Patricia Le Cadre. www.cereopa.fr
[1] En 1921 aux États-Unis, on comptait plus de 24 millions de chevaux de trait et de mules.
[2] Le coton ne représente plus que 19 % de la production mondiale de fibres en 2024.
[3] Les rendements ont progressé de respectivement 66 % (de 71,5 à 118,5 q/ha) et 54 % (23,8 à 36,7 q/ha) pour le maïs et le soja entre 1995 et aujourd’hui.
[4] La demande en alimentation animale (environ 154 Mt) n’évolue plus depuis les années 2000.
[5] 28 milliards lors de la précédente guerre commerciale avec la Chine en 2018-2019
[6] Les éoliennes ont produit 10 % de l’électricité du pays en 2024. Les États-Unis se classaient en 2023 au 2e rang mondial derrière la Chine pour la production éolienne avec 18,3 % du total mondial.
L’agriculture américaine va mal
Aujourd’hui, l’agriculture US va mal et les défis sont immenses. En 2025, les pertes sont estimées à 400 $/ha en maïs et 250 $/ha en soja. C’est la troisième année consécutive de marges négatives et 2026 ne s’annonce pas meilleure. Les investissements (matériels, stockage, etc.) sont au point mort à cause des taux d’intérêt élevés, de la hausse du coût des matériaux et des intrants, et de l’incertitude entourant les tarifs douaniers.

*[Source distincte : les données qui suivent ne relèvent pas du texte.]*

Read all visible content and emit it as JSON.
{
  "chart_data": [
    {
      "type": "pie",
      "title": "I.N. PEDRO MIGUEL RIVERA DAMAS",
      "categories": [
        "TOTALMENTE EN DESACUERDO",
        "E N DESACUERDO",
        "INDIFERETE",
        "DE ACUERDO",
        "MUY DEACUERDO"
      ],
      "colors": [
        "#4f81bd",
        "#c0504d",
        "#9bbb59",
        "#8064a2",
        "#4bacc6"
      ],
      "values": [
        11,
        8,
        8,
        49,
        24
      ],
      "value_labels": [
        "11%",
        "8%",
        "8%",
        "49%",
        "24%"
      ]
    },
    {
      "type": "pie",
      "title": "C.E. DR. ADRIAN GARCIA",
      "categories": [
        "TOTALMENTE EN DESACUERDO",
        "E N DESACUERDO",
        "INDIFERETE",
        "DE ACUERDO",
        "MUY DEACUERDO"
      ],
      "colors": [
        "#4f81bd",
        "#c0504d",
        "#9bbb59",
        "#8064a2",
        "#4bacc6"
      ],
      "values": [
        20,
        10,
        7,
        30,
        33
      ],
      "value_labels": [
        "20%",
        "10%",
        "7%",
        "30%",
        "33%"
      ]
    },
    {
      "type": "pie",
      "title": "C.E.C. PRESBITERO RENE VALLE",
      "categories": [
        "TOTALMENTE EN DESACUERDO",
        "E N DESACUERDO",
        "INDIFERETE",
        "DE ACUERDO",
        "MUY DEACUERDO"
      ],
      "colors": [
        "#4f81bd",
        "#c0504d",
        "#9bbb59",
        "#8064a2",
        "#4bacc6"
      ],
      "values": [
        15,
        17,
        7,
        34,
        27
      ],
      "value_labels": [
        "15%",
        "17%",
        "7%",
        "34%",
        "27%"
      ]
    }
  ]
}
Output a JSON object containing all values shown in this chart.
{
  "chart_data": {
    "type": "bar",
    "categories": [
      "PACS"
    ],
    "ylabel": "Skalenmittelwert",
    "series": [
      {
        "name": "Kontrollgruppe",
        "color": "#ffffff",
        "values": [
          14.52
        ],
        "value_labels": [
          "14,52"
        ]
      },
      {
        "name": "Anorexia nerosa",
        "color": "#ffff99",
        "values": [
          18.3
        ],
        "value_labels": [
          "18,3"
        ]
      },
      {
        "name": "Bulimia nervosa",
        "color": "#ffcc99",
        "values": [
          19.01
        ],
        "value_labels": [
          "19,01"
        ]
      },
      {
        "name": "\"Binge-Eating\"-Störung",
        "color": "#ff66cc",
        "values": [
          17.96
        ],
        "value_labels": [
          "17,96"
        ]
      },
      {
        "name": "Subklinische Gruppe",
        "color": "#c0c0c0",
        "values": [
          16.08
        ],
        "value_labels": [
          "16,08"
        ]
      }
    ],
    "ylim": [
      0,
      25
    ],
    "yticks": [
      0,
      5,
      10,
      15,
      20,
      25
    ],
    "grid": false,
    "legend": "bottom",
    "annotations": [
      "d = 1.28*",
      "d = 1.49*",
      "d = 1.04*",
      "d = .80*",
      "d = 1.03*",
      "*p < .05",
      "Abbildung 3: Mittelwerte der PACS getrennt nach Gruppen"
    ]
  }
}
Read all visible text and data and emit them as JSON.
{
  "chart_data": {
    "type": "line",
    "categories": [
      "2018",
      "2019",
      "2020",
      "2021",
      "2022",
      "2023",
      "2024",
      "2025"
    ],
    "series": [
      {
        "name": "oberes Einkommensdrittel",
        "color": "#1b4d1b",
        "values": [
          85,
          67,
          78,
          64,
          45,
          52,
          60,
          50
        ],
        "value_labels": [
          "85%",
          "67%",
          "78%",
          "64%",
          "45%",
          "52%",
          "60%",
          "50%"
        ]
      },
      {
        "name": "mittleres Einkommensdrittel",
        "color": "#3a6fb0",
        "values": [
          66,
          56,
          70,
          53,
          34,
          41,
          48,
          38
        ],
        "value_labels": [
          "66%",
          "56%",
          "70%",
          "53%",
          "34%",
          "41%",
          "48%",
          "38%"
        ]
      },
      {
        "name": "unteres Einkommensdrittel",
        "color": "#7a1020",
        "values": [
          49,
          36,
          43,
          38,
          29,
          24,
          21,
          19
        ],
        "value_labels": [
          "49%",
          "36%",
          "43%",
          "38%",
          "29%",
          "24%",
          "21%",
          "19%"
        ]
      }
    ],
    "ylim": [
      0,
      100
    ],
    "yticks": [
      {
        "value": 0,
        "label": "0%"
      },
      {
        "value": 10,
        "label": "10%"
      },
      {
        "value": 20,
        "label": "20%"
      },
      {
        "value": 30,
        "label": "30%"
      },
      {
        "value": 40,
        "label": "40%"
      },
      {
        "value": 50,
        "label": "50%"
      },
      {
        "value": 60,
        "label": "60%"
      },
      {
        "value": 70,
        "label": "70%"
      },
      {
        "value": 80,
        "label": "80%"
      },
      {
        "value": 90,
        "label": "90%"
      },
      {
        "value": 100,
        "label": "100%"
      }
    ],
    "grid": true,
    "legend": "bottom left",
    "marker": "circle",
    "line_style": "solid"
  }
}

Un emplâtre sur une jambe de bois
Le plan d’aide annoncé par l’administration Trump, de 12 milliards[5] de dollars, est un emplâtre sur une jambe de bois. Les midterms sont dans le viseur de D.Trump. Or le monde rural, qui vote plutôt républicain, est très mécontent de la guerre commerciale avec la Chine, mais aussi avec le Canada ou le Mexique, qui a poussé les prix des grains à la baisse et ceux des intrants (pièces détachées, potasse, etc.) à la hausse. Les aides ne sont qu’un réconfort à court terme conçu pour apaiser la frustration immédiate sans aborder les défis structurels plus profonds. Et le détricotage en cours du Farm Bill ne va pas dans le bon sens. Au lieu de rechercher de nouveaux marchés pour le soja et le maïs, les agriculteurs devraient être subventionnés pour adopter de nouvelles cultures plus favorables à la biodiversité et à la séquestration du carbone. Pour l’instant, on voit surtout fleurir depuis 3 ans des milliers d’éoliennes[6] dans les champs. Une diversification qui pérennise les exploitations agricoles mais dont les subventions pourraient être remises en cause par D.Trump.